Abstract

Introduction: Left ventricular (LV) interstitial diffuse fibrosis and scar (replacement fibrosis) affect ventricular depolarization and repolarization parameters on an electrocardiogram (ECG) through local electrophysiology as well as LV global structure. The aim of this study is to examine the association between the two different types of fibrosis and ECG indices. Methods: A total of 1,669 participants (aged 54 to 94 years, 50% women) free of prior myocardial infarction or conduction delay underwent cardiac magnetic resonance with late gadolinium enhancement (LGE), and 1,136 participants without an LGE-defined scar were analyzed using T1 mapping. The associations of LV diffuse fibrosis or scar with ECG parameters [QRS Sokolow-Lyon and Cornell voltage, QRS duration, and corrected QT (QTcorr) interval] were evaluated using multivariable regression analyses adjusted for cardiovascular risk factors, LV end-diastolic volume, and LV mass.
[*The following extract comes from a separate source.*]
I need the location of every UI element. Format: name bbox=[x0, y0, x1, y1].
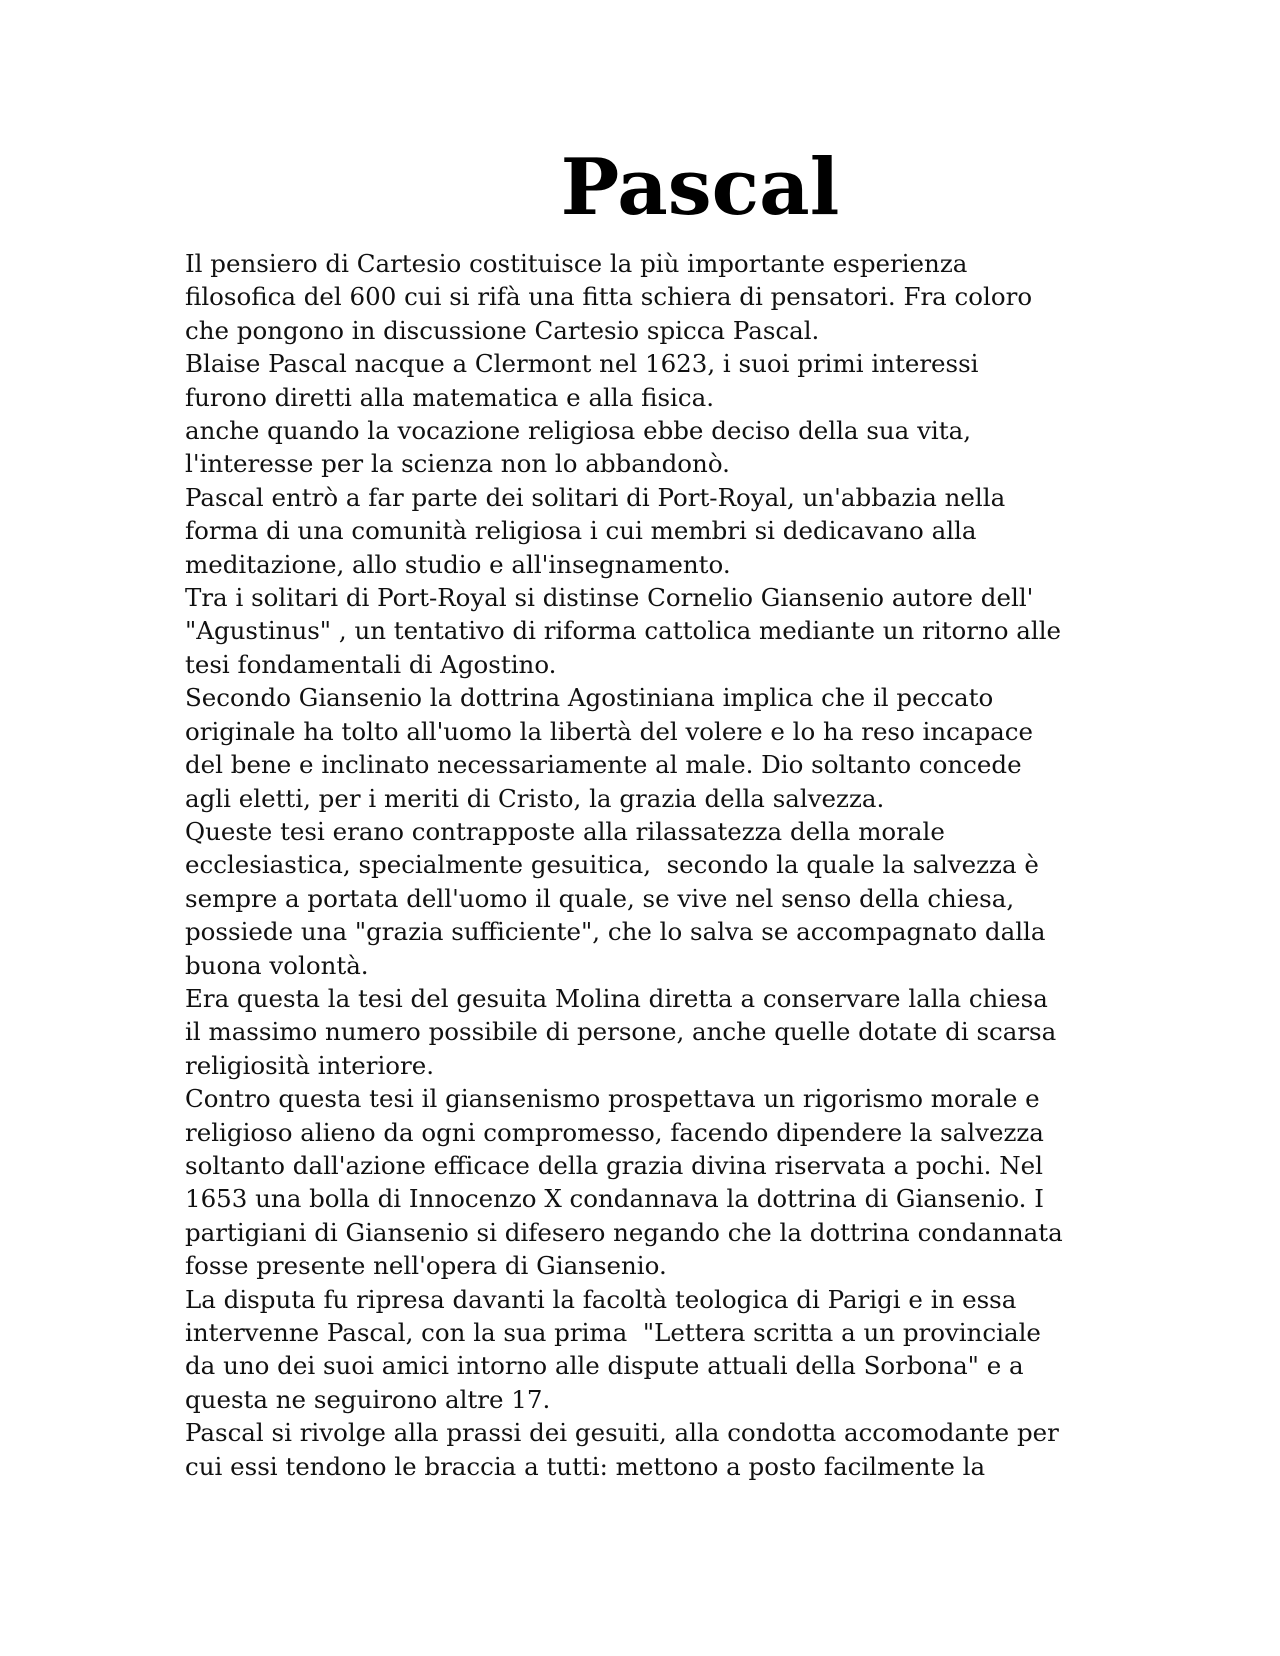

Results: Lower post-contrast T1 time at 12 min and 25 min, indicating greater diffuse fibrosis, was significantly associated with lower QRS Sokolow-Lyon voltage, lower QRS Cornell voltage, and shorter QRS duration (all P<0.05). Greater extracellular volume fraction (ECV) was also significantly associated with lower QRS Sokolow-Lyon voltage (β=-38.9, P<0.001) and Cornell voltage (β=-23.5, P<0.001). By contrast, the presence of LV scar (n=106) was associated with longer QTcorr interval (β=4.2, P=0.034). Conclusions: In middle-aged multi-ethnic population, LV diffuse fibrosis assessed by T1 mapping was significantly associated with lower QRS voltage and shorter QRS duration, whereas LV scar was associated with longer QT interval; independent of cardiovascular risk factors and LV structure. Our results reveal the potential of 12-lead ECG of evaluating two different type of fibrosis.